We can let dp be an array of dictionaries (this is a really cool dp idea, that is not mine. I was inspired by this other solution that was posted). This way dp[i][diff] will store the lengths of all arithmetic subsequence with common difference diff ending at index i. Now for each i, we will scan every previous element of nums and calculate diff = nums[i]-nums[j]. Now, if dp[j][diff] is non-zero, then there is already an arithmetic subsequence of common difference diff ending at index j. In this case, the length of my new sequence is simply dp[i][diff] = 1 + dp[j][diff]. Now, I check if dp[i][diff] is at least 2 (indicating the existence of subsequence of length at least 3), if so then I need to update my counter. Here’s where the next twist comes: counter needs to be updated by by dp[j][diff] (as opposed to 1), because after appending an arithmetic subsequence ending at j to nums[i], we now have dp[j][diff] many new subsequences that end at index i (count backwards from i adding one element of the subsequence at a time).

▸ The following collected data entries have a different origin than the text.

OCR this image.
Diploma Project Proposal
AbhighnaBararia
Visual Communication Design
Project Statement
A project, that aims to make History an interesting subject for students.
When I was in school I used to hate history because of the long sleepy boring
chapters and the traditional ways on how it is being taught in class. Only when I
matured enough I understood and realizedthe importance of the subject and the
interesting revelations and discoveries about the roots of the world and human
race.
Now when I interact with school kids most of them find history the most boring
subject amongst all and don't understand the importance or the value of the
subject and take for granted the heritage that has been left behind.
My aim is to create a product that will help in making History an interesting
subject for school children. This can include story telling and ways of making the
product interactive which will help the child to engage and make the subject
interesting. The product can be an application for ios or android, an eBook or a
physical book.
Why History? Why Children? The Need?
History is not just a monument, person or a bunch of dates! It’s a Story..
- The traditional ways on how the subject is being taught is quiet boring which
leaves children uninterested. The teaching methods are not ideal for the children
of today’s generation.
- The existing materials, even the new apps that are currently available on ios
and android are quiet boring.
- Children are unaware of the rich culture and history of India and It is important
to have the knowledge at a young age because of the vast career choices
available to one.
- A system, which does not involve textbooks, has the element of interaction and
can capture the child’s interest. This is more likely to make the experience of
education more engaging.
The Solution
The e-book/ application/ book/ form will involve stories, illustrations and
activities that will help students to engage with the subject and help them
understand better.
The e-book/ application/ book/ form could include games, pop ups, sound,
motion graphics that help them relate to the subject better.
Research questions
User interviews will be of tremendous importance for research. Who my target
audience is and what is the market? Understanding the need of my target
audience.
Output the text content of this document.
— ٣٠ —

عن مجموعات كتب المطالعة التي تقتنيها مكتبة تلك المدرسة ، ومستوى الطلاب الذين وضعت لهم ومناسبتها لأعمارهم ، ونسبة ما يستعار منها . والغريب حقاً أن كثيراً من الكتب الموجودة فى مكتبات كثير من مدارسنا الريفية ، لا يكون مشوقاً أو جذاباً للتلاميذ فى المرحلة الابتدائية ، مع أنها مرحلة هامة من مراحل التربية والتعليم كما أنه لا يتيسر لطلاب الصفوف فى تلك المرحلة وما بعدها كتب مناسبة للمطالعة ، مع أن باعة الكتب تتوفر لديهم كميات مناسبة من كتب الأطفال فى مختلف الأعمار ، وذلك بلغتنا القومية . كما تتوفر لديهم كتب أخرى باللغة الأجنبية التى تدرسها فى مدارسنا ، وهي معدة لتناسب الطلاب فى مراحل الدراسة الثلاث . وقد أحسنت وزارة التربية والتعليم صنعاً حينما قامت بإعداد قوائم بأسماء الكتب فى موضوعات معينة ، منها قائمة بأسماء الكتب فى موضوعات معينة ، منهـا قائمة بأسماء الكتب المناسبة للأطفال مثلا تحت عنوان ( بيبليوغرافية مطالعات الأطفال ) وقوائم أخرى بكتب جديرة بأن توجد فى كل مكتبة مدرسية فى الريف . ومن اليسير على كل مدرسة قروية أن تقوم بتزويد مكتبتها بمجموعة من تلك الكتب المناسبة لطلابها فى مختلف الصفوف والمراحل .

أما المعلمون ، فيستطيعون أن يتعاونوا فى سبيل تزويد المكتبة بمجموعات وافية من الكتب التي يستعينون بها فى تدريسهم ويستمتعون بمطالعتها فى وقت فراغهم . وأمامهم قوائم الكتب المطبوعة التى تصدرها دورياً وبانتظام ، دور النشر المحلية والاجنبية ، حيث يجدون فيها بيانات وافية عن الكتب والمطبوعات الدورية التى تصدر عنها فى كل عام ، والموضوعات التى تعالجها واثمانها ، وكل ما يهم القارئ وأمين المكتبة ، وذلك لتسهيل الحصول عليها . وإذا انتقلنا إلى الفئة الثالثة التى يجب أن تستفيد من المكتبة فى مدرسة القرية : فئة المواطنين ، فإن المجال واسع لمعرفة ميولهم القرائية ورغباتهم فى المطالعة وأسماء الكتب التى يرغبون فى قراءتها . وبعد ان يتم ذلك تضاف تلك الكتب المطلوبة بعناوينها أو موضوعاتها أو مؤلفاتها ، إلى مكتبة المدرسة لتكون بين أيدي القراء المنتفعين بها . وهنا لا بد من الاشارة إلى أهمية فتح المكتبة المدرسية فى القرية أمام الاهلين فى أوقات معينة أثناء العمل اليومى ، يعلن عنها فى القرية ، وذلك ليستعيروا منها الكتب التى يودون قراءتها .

For instance: Let nums = [9, 7, 2, 4, 6, 8, 10], i = 6 and j = 5. In this case diff = 2. So, dp[6][2] = 1 + dp[5][2]. Here dp[5][2] would have memoized to be 3 (len([2,4,6,8])-1). Now to update the counter, we observe that in this example dp[6][2] is capturing only the arithmetic subsequence [2,4,6,8, 10]. This subsequence comes with it, even smaller arithmetic subsequences with the same difference. Namely, [6,8,10], [4,6,8,10] and [2,4,6,8,10] which is precisely dp[5][2].

Note:

• The subsequence [2,4,6] for instance, would have been accounted for in the case when i=4, so we only need to care about subsequences ending in 10.
• If there is another 8 elsewhere at index k, then diff = 2 in this case too, and during the iteration j=k, we will add the corresponding length to dp[6][2].

Code:

def numberOfArithmeticSlices(self, nums: List[int]) -> int:
    dp = [defaultdict(int) for _ in range(len(nums))]
    total_count = 0
    for i in range(len(nums)):
        for j in range(i):
            diff = nums[i]-nums[j]
            dp[i][diff] += 1 + dp[j][diff]
            if(dp[i][diff]>=2):
                total_count += dp[j][diff]
    return total_count

Comments:

Time complexity $\texttt{O(n}^2)$ where n is the length of nums

The above code ran in 632ms, beats 58.22% of users. It uses 72MB of memory, beating 27.11% of users.